Zürich. Ein Bild oder ein Ton, ein Geruch oder eine Berührung folgt der anderen und liefert uns ein kontinuierliches Bild der Welt um uns herum. Soweit wir es wahrnehmen können, werden unsere Sinnesinformationen kontinuierlich in bewusste Wahrnehmung umgewandelt. Wir sehen Gegenstände, die sich flüssig bewegen, hören pausenlos Töne oder riechen und fühlen ohne Unterbrechung.
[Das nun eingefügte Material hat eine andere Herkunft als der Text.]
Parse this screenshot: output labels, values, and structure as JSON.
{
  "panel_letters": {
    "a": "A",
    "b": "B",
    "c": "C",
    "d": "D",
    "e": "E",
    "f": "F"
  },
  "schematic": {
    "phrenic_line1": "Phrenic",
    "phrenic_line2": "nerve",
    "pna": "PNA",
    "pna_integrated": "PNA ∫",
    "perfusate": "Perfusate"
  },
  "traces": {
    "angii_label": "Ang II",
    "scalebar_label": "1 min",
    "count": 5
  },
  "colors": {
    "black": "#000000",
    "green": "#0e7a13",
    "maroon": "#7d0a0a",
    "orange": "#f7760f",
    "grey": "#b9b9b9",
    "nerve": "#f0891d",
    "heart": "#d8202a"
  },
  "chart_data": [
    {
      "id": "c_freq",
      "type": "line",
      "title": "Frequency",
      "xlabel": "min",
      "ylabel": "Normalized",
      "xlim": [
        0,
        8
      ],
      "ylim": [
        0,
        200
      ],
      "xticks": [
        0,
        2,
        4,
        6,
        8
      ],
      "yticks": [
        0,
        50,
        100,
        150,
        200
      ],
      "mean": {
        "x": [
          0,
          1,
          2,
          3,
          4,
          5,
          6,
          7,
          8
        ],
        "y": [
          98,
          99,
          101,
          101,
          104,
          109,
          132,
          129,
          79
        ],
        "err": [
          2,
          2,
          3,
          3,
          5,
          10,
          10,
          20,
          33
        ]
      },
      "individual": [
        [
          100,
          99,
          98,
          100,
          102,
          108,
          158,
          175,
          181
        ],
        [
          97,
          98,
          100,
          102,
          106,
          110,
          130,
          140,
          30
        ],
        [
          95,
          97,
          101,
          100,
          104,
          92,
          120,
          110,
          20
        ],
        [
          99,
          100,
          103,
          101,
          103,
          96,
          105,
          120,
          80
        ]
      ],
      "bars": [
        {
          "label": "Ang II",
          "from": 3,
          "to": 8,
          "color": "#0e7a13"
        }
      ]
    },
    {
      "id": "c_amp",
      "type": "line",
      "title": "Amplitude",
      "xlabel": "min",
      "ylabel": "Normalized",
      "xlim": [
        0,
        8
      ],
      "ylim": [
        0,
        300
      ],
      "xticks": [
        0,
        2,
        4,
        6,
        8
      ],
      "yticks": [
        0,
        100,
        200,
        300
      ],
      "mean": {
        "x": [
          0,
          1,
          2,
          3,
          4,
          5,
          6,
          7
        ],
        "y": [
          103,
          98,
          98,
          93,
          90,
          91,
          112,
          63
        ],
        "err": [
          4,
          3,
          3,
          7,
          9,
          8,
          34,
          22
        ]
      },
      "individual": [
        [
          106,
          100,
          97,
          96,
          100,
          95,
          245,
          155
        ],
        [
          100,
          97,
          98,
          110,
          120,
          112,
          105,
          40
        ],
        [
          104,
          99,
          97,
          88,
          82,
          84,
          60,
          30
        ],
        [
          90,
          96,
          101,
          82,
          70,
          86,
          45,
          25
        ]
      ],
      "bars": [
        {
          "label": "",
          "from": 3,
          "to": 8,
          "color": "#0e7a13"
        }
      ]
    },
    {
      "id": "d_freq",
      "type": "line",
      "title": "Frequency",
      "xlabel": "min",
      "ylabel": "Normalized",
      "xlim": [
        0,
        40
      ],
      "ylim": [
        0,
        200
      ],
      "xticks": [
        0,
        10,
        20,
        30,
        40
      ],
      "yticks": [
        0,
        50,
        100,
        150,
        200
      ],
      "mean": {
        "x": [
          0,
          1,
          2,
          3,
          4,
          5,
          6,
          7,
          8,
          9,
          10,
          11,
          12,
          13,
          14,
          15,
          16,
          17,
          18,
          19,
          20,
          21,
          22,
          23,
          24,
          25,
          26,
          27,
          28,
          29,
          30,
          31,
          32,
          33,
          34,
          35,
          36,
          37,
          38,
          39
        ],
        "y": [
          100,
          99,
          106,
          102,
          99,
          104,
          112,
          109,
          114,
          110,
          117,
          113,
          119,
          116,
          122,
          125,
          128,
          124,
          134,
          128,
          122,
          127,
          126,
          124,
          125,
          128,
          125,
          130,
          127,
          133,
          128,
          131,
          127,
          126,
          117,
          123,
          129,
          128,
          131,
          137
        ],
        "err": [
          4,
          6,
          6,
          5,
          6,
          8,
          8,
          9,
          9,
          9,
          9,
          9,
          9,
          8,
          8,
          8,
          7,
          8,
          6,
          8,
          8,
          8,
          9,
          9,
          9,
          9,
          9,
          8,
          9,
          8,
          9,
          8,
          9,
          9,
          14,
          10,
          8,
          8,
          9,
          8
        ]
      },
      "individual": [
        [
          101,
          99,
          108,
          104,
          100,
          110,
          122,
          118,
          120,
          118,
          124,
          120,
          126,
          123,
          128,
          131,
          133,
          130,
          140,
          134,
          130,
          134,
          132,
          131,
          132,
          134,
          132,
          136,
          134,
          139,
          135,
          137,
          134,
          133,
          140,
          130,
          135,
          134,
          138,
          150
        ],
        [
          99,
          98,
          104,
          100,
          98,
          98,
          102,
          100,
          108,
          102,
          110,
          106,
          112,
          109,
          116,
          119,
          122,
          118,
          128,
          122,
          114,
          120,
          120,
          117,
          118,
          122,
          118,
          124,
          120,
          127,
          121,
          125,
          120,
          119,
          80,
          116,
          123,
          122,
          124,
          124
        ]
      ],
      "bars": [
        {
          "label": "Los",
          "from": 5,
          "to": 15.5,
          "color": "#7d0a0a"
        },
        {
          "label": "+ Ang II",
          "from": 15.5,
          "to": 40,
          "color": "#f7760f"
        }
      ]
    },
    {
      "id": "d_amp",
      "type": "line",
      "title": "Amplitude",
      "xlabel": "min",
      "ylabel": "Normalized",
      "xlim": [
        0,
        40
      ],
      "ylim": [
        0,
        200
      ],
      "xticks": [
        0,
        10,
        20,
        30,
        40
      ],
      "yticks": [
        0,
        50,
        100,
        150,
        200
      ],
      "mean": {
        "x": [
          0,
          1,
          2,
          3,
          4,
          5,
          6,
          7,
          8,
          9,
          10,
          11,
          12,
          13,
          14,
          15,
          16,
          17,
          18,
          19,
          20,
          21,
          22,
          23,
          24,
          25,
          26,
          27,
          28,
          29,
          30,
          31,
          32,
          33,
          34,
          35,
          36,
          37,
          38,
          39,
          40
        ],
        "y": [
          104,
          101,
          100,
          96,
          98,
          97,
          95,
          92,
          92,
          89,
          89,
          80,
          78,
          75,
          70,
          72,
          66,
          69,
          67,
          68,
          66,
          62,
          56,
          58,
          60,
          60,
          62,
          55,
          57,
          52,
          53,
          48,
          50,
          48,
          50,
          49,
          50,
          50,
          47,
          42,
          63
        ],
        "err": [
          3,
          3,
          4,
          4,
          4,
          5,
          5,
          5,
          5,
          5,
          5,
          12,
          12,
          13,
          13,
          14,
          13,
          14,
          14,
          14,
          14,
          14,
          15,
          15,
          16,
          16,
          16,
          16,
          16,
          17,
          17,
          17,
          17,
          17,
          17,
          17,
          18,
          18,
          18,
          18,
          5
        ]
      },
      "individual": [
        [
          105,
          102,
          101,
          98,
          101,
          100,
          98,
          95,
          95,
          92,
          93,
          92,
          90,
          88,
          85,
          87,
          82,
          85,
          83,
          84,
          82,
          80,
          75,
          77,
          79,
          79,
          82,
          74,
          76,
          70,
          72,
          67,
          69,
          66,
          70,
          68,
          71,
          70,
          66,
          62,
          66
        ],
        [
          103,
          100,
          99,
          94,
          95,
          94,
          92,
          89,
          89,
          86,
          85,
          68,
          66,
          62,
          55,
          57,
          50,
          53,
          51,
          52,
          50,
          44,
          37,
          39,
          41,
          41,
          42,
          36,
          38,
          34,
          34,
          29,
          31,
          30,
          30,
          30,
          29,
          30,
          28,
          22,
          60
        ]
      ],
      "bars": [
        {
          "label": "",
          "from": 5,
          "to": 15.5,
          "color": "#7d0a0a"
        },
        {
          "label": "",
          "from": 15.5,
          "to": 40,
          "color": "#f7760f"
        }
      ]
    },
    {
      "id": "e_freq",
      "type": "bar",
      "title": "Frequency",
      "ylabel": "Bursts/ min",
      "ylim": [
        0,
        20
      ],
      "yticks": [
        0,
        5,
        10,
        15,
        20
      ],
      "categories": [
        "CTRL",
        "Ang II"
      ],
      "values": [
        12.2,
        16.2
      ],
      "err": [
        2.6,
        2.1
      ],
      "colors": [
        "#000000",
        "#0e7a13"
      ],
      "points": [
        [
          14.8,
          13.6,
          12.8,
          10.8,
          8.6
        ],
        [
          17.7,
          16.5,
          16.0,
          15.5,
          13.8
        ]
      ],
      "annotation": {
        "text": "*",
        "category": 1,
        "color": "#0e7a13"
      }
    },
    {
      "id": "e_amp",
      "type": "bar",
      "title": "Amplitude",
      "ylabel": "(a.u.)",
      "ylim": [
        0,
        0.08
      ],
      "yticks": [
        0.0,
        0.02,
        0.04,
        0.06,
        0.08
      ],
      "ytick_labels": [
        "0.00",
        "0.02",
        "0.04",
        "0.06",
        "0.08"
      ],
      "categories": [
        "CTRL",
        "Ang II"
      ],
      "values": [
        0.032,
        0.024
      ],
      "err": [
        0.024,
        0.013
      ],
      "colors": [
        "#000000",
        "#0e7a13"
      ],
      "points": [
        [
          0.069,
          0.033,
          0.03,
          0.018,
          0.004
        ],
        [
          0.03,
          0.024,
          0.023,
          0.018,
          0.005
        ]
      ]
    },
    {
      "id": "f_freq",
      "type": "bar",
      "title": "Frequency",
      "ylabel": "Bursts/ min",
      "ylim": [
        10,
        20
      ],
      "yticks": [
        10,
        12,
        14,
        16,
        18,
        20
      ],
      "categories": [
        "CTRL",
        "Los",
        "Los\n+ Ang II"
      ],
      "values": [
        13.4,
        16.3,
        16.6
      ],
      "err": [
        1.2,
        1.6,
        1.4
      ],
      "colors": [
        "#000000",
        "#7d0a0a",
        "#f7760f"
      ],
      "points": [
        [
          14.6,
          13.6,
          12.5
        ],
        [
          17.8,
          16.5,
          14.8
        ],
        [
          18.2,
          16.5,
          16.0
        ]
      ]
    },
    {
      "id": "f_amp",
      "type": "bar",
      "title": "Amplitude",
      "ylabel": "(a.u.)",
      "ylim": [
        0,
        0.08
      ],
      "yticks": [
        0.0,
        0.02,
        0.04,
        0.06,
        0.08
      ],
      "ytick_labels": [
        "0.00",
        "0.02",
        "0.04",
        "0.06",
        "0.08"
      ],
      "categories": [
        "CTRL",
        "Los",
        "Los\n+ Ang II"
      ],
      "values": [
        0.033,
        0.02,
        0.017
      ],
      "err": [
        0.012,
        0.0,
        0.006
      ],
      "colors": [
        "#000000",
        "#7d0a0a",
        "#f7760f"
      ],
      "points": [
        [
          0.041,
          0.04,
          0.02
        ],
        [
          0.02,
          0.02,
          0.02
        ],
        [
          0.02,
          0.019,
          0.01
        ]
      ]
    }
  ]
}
Eine andere Lehrmeinung argumentiert hingegen, dass unser Gehirn die Sinnesinformationen nur in einzelnen Zeitpunkten erfasst, wie eine Kamera, die Schnappschüsse aufnimmt. Selbst angesichts der zunehmenden Belege, die gegen das kontinuierliche Bewusstsein sprechen, überzeugt auch die Theorie des unterbrochenen Bewusstseinsstroms nicht.

Zweistufige Verarbeitung


Ein neuer Ansatz von Wissenschaftern der Unis Zürich und Ulm sowie dem École polytechnique fédérale de Lausanne (EPFL) zeigt nun, wie das Gehirn Sinneseindrücke zu einem großen Teil unbewusst verarbeitet. Gemäß ihrem Modell ist das Bewusstsein nur in Zeitintervallen von bis zu 400 Millisekunden aktiv, während dazwischen Lücken unbewusster Reizverarbeitung liegen.

Das Modell der Wissenschafter schlägt eine zweistufige Informationsverarbeitung vor, wobei zuerst die unbewusste Stufe kommt. Das Gehirn verarbeitet bestimmte Merkmale von Gegenständen, etwa Farbe oder Form, und analysiert diese kontinuierlich und unbewusst mit einer sehr hohen Zeitauflösung. Nachdem die unbewusste Verarbeitung abgeschlossen ist, verwandelt das Gehirn gleichzeitig alle Merkmale für einzelne Zeitpunkte in bewusste Wahrnehmung um. So wird das finale Bild erzeugt, welches das Gehirn unserem Bewusstsein präsentiert. "Es würde bloß verwirren, die unbewusste beziehungsweise ungenaue Verarbeitung bewusst zu machen", erklärt der Neurowissenschafter Frank Scharnowski.